Multiple explanations exist—inadequate dosing, individual variation, the nature of the specific injury. But one common factor: the energy supply.
These peptides increase metabolic demand on healing tissue. They are telling cells to work harder, move faster, build more. If the cells receiving those signals are already running on thin NAD⁺ reserves—which is likely in anyone over 40, anyone with chronic inflammation, anyone healing from significant injury—the demand exceeds capacity.
The peptides did their job. The infrastructure to execute was missing.
The Capacity Layer
NAD⁺ is not a healing peptide. It does not signal repair. It does not direct cell behavior.
It ensures cells can respond to the signals they receive.
When NAD⁺ is adequate, mitochondria produce clean energy. Cells have the power to migrate when TB-500 tells them to migrate. Cells have the output to multiply and form blood vessels when BPC-157 activates that program. Cells have the capacity to produce collagen when GHK-Cu turns on tissue remodeling.
NAD⁺ support does not replace peptide signaling. It removes a common bottleneck that prevents peptide signals from fully executing.
Practical Application
Who benefits: Anyone using BPC-157/TB-500 combinations for healing—especially if over 40 (baseline NAD⁺ already depleted), if healing has been slow in the past, if there is chronic inflammation or post-viral history. These populations start from a lower capacity baseline.

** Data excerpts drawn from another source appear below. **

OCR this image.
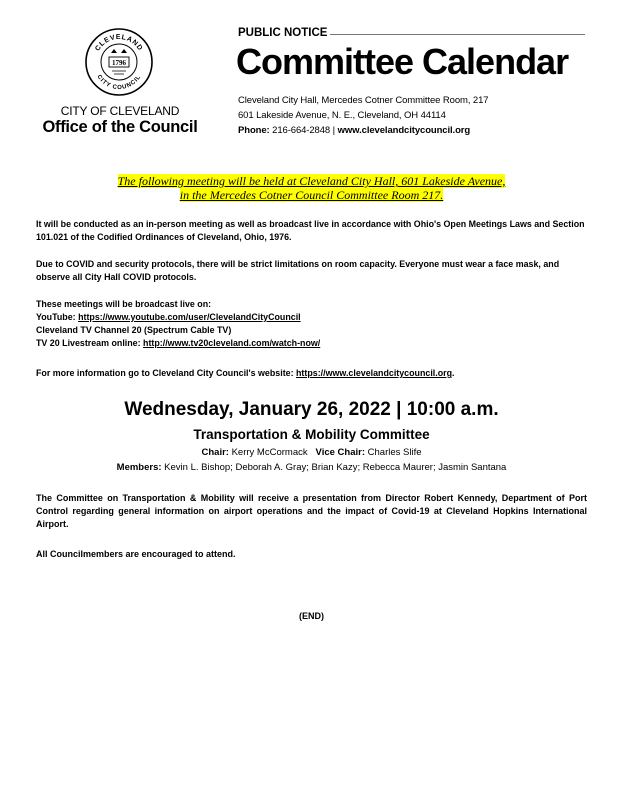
CLEVELAND
CITY COUNCIL
1796
CITY OF CLEVELAND
Office of the Council
PUBLIC NOTICE
Committee Calendar
Cleveland City Hall, Mercedes Cotner Committee Room, 217
601 Lakeside Avenue, N. E., Cleveland, OH 44114
Phone: 216-664-2848 | www.clevelandcitycouncil.org
The following meeting will be held at Cleveland City Hall, 601 Lakeside Avenue,
in the Mercedes Cotner Council Committee Room 217.
It will be conducted as an in-person meeting as well as broadcast live in accordance with Ohio's Open Meetings Laws and Section 101.021 of the Codified Ordinances of Cleveland, Ohio, 1976.
Due to COVID and security protocols, there will be strict limitations on room capacity. Everyone must wear a face mask, and observe all City Hall COVID protocols.
These meetings will be broadcast live on:
YouTube: https://www.youtube.com/user/ClevelandCityCouncil
Cleveland TV Channel 20 (Spectrum Cable TV)
TV 20 Livestream online: http://www.tv20cleveland.com/watch-now/
For more information go to Cleveland City Council's website: https://www.clevelandcitycouncil.org.
Wednesday, January 26, 2022 | 10:00 a.m.
Transportation & Mobility Committee
Chair: Kerry McCormack Vice Chair: Charles Slife
Members: Kevin L. Bishop; Deborah A. Gray; Brian Kazy; Rebecca Maurer; Jasmin Santana
The Committee on Transportation & Mobility will receive a presentation from Director Robert Kennedy, Department of Port Control regarding general information on airport operations and the impact of Covid-19 at Cleveland Hopkins International Airport.
All Councilmembers are encouraged to attend.
(END)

Timing: Start NAD⁺ support when you start the peptide protocol, not after you notice stalling. The goal is to ensure capacity is adequate while demand increases, not to rescue after a ceiling is hit.
Route and dose:
- Oral precursors (NR/NMN 300-500mg daily) as foundation for minor injuries and maintenance
- Subcutaneous/intramuscular NAD⁺ (100-250mg, 2-3x weekly) during active healing phases for significant injuries, surgical recovery, or known depletion
Duration: Continue NAD⁺ support through the healing period. Tissue remodeling continues for weeks to months after acute healing completes. Sustained capacity matters.
What to Expect
NAD⁺ support does not make peptides work faster in a dramatic way. The benefit is:
- More complete execution of peptide signals
- Fewer stalls and plateaus mid-healing
- Better consolidation of initial gains
- Less fragility in healed tissue
The subjective experience is often "healing that finishes" rather than "healing that starts strong then stalls." Not more dramatic—more complete.
Limitations
Human data specifically on NAD⁺ combined with healing peptides does not exist. The logic is mechanistic: peptides increase energy demand, NAD⁺ supports energy production, therefore NAD⁺ should support peptide efficacy. This is plausible and coherent, not proven by controlled trials.
Individual response varies. Some people notice clear differences with NAD⁺ support; others notice little. Baseline depletion, injury type, and genetics all matter.
NAD⁺ support does not fix poor peptide sourcing, inadequate dosing, or inappropriate protocols. It is one variable—the capacity layer—not the whole picture.
Cancer considerations apply. NAD⁺ supports cellular metabolism broadly. Active cancer is a contraindication. Cancer history warrants discussion with an oncologist before any NAD⁺ supplementation protocol.
References
- Cantó C, et al. NAD+ metabolism and the control of energy homeostasis. Cell Metabolism 2015.
- Yoshino J, et al. NAD+ Intermediates: The Biology and Therapeutic Potential. Cell Metabolism 2021.
- Sims CA, et al. Nicotinamide mononucleotide preserves mitochondrial function and increases survival in hemorrhagic shock. JCI Insight 2018.